Essential Nmap Commands for CEH, HTB, and TryHackMe

Nmap (Network Mapper) is an essential tool in every security professional’s toolkit. Here’s my personal collection of frequently used Nmap commands, especially useful for CEH certification, HackTheBox, and TryHackMe challenges.

Host Discovery

Before diving into detailed scans, it’s crucial to identify active hosts in your target network:

# Scan for alive hosts (no port scan)
nmap -sn $ip/24

# Faster host scan with no DNS resolution
nmap -sn -n $ip/24 > ip-range.txt

# Scan specific IP range
nmap -sP 10.0.0.0-100

Tip: Use these commands to identify which hosts are up before diving into detailed port or vulnerability scans.

Basic Scans

These are your bread-and-butter Nmap commands for initial reconnaissance:

# Basic scan of 1000 common ports
nmap [target]

# Scan all TCP ports (65535)
nmap -p- [target]

# Quick UDP scan
nmap -sU [target]

# Version & OS detection
nmap -sC -sV -O -oA initial [target]

# Fast scan of 100 common ports
nmap -F [target]

Service & Vulnerability Enumeration

Deeper inspection of services and potential vulnerabilities:

# Default script scan & version detection
nmap -sC -sV -oN scan.txt [target]

# Scan for vulnerabilities
nmap --script vuln [target]

# Use multiple script categories
nmap --script vuln,safe,discovery -oN scan.txt [target]

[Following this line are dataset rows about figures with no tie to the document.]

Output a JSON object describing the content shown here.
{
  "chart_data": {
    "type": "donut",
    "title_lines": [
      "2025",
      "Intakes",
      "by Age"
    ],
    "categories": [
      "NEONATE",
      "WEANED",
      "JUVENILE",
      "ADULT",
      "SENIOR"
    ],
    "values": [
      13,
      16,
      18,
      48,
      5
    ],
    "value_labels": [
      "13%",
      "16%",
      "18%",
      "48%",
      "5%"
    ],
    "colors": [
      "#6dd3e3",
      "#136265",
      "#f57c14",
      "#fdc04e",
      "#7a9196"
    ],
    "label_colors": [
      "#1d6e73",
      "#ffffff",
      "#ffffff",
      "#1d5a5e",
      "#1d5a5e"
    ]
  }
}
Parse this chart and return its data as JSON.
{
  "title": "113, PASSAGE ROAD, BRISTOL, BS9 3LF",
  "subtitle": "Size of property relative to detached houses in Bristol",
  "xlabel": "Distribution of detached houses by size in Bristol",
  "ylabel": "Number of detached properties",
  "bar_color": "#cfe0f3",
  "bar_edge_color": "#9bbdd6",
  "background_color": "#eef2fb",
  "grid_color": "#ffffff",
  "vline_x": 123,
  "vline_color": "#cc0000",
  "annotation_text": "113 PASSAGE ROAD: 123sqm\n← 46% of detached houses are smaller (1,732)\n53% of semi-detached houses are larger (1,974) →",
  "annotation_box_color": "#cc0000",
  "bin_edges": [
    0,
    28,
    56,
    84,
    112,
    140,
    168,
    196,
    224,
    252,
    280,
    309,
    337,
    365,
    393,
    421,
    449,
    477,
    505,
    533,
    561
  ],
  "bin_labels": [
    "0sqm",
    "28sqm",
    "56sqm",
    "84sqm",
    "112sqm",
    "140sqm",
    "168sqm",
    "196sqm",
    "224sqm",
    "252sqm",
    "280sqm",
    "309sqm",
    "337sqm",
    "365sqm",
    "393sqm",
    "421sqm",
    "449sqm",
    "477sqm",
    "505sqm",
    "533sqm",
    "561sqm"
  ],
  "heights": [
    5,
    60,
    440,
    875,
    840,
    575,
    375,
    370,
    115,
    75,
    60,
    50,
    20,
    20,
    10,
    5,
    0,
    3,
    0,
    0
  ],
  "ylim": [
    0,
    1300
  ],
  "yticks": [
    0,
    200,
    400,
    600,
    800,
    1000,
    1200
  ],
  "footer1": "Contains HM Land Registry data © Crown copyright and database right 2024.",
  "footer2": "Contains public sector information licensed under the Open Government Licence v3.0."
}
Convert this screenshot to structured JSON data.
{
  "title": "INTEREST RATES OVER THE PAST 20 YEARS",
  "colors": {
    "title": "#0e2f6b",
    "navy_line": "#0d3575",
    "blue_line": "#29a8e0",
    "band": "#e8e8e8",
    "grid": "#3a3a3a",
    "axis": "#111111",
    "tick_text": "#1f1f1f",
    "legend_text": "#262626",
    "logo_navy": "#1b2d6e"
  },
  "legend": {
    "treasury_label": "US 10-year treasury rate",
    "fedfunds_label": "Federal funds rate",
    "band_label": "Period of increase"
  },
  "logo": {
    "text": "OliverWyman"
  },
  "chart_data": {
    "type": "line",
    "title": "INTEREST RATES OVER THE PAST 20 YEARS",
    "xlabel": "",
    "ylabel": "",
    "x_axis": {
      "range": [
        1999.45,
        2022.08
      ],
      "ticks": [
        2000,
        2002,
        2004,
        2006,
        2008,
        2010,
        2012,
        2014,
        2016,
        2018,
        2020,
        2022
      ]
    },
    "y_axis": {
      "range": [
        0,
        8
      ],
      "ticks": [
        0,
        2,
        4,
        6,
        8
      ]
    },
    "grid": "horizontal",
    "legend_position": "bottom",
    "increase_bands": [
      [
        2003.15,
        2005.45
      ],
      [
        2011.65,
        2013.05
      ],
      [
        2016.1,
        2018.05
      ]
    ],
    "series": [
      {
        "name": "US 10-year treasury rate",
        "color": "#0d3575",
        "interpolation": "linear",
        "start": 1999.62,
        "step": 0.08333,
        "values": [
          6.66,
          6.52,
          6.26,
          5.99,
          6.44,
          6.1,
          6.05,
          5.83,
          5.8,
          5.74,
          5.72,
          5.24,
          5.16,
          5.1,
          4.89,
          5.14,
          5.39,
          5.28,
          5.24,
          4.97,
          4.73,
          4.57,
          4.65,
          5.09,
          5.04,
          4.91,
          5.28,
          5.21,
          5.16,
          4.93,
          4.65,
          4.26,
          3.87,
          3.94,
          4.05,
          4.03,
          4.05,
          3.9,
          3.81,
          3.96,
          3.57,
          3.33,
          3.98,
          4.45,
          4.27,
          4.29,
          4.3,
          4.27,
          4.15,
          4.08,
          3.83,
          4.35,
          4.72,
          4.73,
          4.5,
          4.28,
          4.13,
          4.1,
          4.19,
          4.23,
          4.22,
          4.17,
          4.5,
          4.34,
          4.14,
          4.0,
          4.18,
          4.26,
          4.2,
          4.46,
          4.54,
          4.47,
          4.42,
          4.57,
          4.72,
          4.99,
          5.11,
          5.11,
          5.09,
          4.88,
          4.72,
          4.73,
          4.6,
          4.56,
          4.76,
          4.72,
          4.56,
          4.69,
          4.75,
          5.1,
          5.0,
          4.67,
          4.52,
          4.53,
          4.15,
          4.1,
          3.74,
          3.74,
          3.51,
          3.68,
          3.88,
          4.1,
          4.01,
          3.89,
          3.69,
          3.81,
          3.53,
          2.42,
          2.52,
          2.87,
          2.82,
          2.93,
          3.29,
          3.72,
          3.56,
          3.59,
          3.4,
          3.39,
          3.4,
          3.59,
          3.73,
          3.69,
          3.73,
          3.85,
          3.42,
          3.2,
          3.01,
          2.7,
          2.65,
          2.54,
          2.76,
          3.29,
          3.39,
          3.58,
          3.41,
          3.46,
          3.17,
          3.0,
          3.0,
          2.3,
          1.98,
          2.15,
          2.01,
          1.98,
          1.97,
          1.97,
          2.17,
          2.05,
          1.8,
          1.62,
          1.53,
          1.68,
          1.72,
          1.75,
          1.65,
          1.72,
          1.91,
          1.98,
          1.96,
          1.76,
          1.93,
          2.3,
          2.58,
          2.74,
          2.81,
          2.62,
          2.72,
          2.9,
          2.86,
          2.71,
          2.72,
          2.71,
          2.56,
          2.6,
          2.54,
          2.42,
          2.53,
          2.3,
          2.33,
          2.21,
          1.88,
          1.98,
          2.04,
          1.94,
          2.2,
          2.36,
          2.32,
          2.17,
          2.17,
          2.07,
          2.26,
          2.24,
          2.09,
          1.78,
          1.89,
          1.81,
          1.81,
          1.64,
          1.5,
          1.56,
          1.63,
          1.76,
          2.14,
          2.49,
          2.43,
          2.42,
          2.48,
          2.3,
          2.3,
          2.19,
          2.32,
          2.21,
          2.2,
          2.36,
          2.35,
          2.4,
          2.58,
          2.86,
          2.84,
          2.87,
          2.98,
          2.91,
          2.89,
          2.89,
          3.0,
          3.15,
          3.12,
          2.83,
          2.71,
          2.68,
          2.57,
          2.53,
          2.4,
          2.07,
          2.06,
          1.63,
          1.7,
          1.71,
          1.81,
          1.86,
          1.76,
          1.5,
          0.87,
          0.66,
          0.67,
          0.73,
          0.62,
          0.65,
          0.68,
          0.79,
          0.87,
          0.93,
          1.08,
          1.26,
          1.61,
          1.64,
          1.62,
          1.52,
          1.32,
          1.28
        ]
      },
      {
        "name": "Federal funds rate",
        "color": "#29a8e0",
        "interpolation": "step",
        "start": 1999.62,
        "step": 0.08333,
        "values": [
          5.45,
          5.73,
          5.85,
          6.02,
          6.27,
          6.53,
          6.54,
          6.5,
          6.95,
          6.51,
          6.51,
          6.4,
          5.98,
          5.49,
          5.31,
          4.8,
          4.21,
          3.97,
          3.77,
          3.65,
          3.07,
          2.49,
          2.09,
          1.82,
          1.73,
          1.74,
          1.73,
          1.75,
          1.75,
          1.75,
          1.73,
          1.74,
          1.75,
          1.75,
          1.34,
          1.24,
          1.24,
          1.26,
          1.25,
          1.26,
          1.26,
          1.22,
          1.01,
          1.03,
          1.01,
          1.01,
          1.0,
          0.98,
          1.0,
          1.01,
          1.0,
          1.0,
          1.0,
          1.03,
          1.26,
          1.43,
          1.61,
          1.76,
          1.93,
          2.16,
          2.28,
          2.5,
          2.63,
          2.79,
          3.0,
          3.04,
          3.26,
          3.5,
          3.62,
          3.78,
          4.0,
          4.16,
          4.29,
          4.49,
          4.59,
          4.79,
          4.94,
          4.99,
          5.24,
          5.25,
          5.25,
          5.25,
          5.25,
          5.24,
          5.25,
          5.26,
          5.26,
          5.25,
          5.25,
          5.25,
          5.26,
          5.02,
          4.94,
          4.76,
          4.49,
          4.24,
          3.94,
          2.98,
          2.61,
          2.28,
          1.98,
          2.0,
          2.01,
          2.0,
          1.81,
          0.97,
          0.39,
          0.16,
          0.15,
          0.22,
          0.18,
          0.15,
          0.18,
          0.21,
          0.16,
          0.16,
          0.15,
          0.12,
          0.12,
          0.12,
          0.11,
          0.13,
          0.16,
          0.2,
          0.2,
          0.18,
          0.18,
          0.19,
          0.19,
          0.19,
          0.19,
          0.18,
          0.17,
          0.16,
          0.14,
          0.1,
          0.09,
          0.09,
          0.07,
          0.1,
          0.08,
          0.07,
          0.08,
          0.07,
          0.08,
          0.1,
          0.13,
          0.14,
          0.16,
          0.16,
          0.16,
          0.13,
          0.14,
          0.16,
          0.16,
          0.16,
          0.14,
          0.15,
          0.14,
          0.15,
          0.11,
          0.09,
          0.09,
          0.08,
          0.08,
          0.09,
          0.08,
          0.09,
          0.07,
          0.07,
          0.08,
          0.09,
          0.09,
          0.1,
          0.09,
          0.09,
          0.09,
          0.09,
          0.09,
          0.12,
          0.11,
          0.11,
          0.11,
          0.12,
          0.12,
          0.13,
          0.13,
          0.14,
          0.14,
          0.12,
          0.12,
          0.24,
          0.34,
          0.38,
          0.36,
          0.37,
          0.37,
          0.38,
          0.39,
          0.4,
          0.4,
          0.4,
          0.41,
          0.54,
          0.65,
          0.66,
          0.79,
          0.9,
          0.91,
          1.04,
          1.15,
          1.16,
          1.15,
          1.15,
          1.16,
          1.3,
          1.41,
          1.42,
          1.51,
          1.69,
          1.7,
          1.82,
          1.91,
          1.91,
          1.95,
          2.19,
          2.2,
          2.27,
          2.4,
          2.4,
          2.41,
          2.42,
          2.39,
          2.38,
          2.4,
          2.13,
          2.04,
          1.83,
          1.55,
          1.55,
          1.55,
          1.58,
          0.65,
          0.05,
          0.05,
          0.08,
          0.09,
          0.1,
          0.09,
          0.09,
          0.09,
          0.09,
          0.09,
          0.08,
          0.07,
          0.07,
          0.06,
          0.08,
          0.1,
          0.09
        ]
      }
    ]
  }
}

Tip: Running service detection (-sV) and using scripts can give you insights into what versions are running and potential vulnerabilities, helping you prioritize further actions.

Specific Port Scans

Target specific ports or ranges:

# TCP scan of specific ports
nmap -p T:80,443,8080 [target]

# Full connect scan on all ports
nmap -v -p- -sT [target]

# Scan specific port range with no retries
nmap -p 21-25 [target] --max-retries 0

Aggressive & Full Scans

When you need comprehensive results:

# Aggressive scan (faster)
nmap -T4 [target]

# Full TCP scan with scripts and version detection
nmap -sC -sV -p- -v -T4 -oN full.txt [target]

# Full UDP scan
nmap -sU -O -p- -T4 -oN nmap/udp.txt [target]

# Max scan delay control
nmap -sC -sV [target] -v --max-scan-delay=10

Tip: Aggressive timing templates like -T4 speed up scans but can be more detectable. Consider using stealthier options if you want to avoid detection.

Advanced Techniques

For more sophisticated scanning needs:

# Deep scanning - all ports with full connect
nmap -v -p- -sT $ip

# TCP SYN scan (stealthy)
nmap -sS [target]

# TCP ACK scan
nmap -sA [target]

# Top ports scan
nmap --top-ports=20 [target]

Port Knocking

Sometimes services are hidden behind port knock sequences:

# Port knock with retries
for x in 7000 8000 9000; do
    nmap -Pn --host_timeout 201 --max-retries 0 -p $x $ip
done

Useful Automation Tools

Several tools can help automate and enhance your Nmap scans:

1. AutoRecon: A multi-threaded network reconnaissance tool

   • GitHub: AutoRecon

2. Onetwopunch: Combines unicornscan and Nmap for efficient scanning

   • GitHub: onetwopunch

3. nmapAutomator: Automates the Nmap scanning process

   • GitHub: nmapAutomator

Best Practices

1. Start Broad, Then Focus: Begin with host discovery and basic scans before diving into detailed port scans
2. Consider the Network: Use appropriate timing templates based on network stability
3. Save Your Output: Always use output options (-oN, -oX) for later reference
4. Be Mindful of Noise: More aggressive scans are noisier and more detectable

Further Reading

For more advanced techniques on evading firewalls with Nmap, check out my detailed blog post on Firewalls Evading Techniques in Nmap.

Remember, with great power comes great responsibility. Always ensure you have proper authorization before scanning any networks or systems.